*Warning – this is a bit of a rant post*
It’s been made very clear to me over the last couple weeks that I’m one stubborn pain in the arse. At least, that’s the not-so-subtle vibes that I’ve gotten from a few folks trying to help me out as I learn to navigate life with crutches and a bum knee. Now, don’t get me wrong, I’m overwhelming grateful that there are folks around me who are kind enough to offer help and I’m truly not trying to snub them. However,
1) I value independence. Yes, it may be a bit vain that I want to do everything for myself, by myself. But, folks aren’t always there when you need them. Better to learn how to do things yourself and not count on/rely on/overburden others who have their own issues to deal with. Even worse, I’m gun-shy of asking for help in situations where said help could refuse. That happened recently…and it stung a bit.
2) If I can take care of myself, I can still take care of others. That’s very important to me.
3) Being able to come up with creative solutions to problems intrigues me. If you see me trying to balance a book on my head, carry a glass of water in my teeth, and use my hips alone to re-position my crutches, I’m probably having fun. The inherent danger of such activities also correlates with a sense of accomplishment. Seriously, how else am I going to entertain myself?

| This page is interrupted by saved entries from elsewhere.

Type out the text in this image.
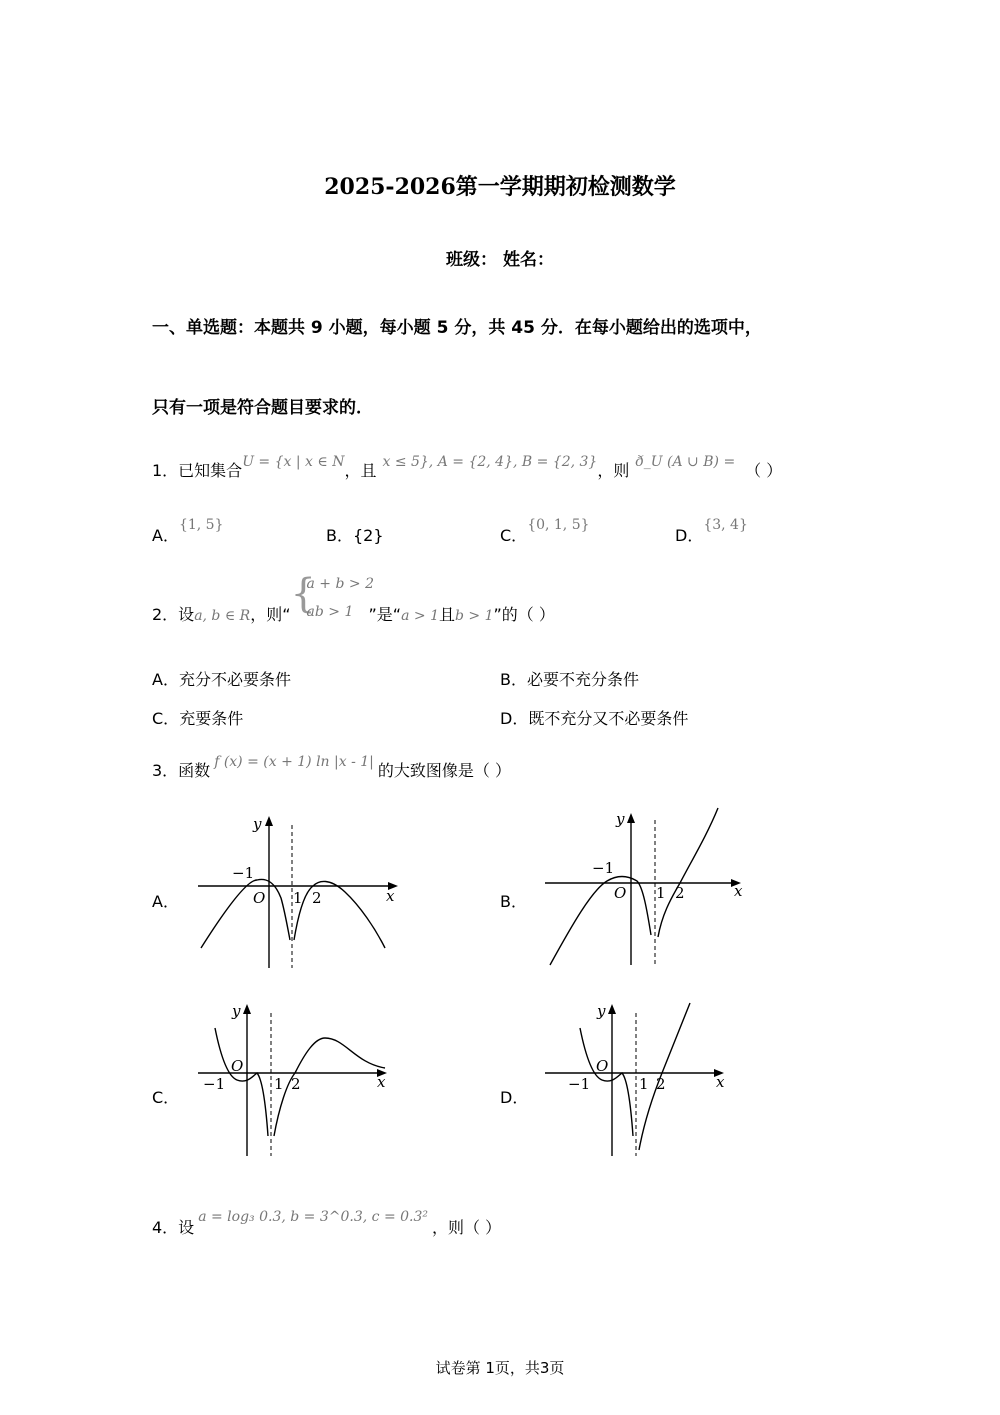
2025-2026第一学期期初检测数学
班级： 姓名：
一、单选题：本题共 9 小题，每小题 5 分，共 45 分．在每小题给出的选项中，
只有一项是符合题目要求的．
1．已知集合U = {x | x ∈ N，且 x ≤ 5}, A = {2, 4}, B = {2, 3}，则 ð_U (A ∪ B) = （ ）
A．{1, 5}
B．{2}	C．{0, 1, 5}
D．{3, 4}
2．设a, b ∈ R，则“ {
a + b > 2
ab > 1 ”是“a > 1且b > 1”的（ ）
A．充分不必要条件	B．必要不充分条件
C．充要条件	D．既不充分又不必要条件
3．函数 f (x) = (x + 1) ln |x - 1| 的大致图像是（ ）
A．	B．
C．	D．
y
x
O
−1
1 2
y
x
O
−1
1 2
y
x
O
−1	1 2
y
x
O
−1	1 2
4．设a = log₃ 0.3, b = 3^0.3, c = 0.3²，则（ ）
试卷第 1页，共3页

4) I love challenges, especially physical challenges.
5) I want to still be viewed as normal. Let me join the social groups, go to events, play games, without feeling the need to treat me special. I’m not dead. I’m not dying. I want to be included and loved, not accommodated.

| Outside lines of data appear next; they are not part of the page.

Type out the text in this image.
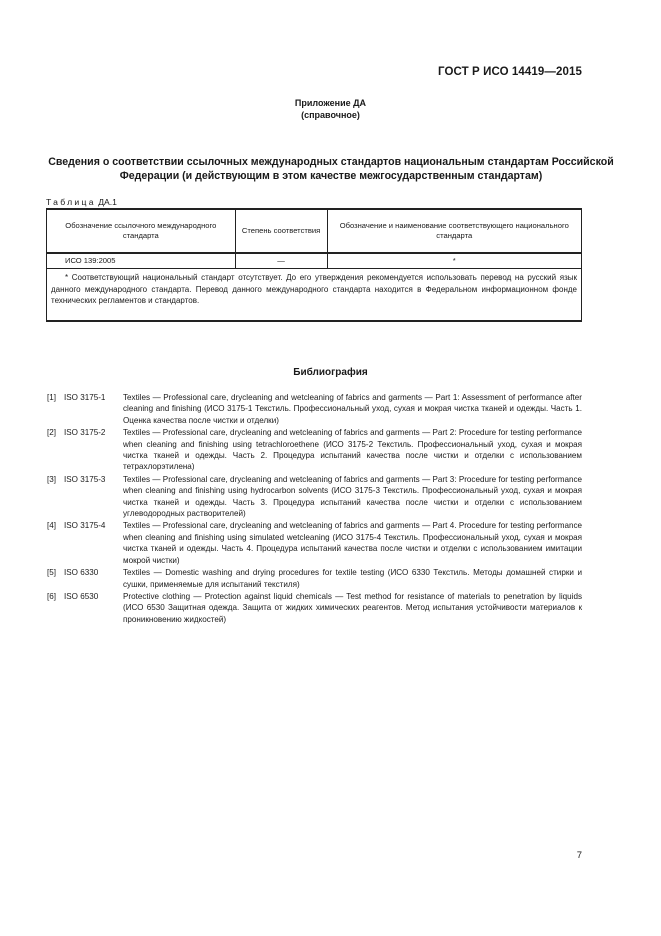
ГОСТ Р ИСО 14419—2015
Приложение ДА
(справочное)
Сведения о соответствии ссылочных международных стандартов национальным стандартам Российской Федерации (и действующим в этом качестве межгосударственным стандартам)
Таблица ДА.1
Обозначение ссылочного международного стандарта	Степень соответствия	Обозначение и наименование соответствующего национального стандарта
ИСО 139:2005	—	*
* Соответствующий национальный стандарт отсутствует. До его утверждения рекомендуется использовать перевод на русский язык данного международного стандарта. Перевод данного международного стандарта находится в Федеральном информационном фонде технических регламентов и стандартов.		
Библиография
[1] ISO 3175-1 Textiles — Professional care, drycleaning and wetcleaning of fabrics and garments — Part 1: Assessment of performance after cleaning and finishing (ИСО 3175-1 Текстиль. Профессиональный уход, сухая и мокрая чистка тканей и одежды. Часть 1. Оценка качества после чистки и отделки)
[2] ISO 3175-2 Textiles — Professional care, drycleaning and wetcleaning of fabrics and garments — Part 2: Procedure for testing performance when cleaning and finishing using tetrachloroethene (ИСО 3175-2 Текстиль. Профессиональный уход, сухая и мокрая чистка тканей и одежды. Часть 2. Процедура испытаний качества после чистки и отделки с использованием тетрахлорэтилена)
[3] ISO 3175-3 Textiles — Professional care, drycleaning and wetcleaning of fabrics and garments — Part 3: Procedure for testing performance when cleaning and finishing using hydrocarbon solvents (ИСО 3175-3 Текстиль. Профессиональный уход, сухая и мокрая чистка тканей и одежды. Часть 3. Процедура испытаний качества после чистки и отделки с использованием углеводородных растворителей)
[4] ISO 3175-4 Textiles — Professional care, drycleaning and wetcleaning of fabrics and garments — Part 4. Procedure for testing performance when cleaning and finishing using simulated wetcleaning (ИСО 3175-4 Текстиль. Профессиональный уход, сухая и мокрая чистка тканей и одежды. Часть 4. Процедура испытаний качества после чистки и отделки с использованием имитации мокрой чистки)
[5] ISO 6330	Textiles — Domestic washing and drying procedures for textile testing (ИСО 6330 Текстиль. Методы домашней стирки и сушки, применяемые для испытаний текстиля)
[6] ISO 6530	Protective clothing — Protection against liquid chemicals — Test method for resistance of materials to penetration by liquids (ИСО 6530 Защитная одежда. Защита от жидких химических реагентов. Метод испытания устойчивости материалов к проникновению жидкостей)
7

Should I learn to accept help from others more readily? Yes.
Do I feel as if I’m snubbing people when they do offer to help and I refuse. Yes.
Will I continue to offer help to others who I think could also use a hand? Yes!
Am I young and stubborn – and will probably reconsider all of this as I get older? Yeah…
Should you continue to offer me a helping hand? Yes!
But, please don’t be offended if I don’t let you do everything for me, ok?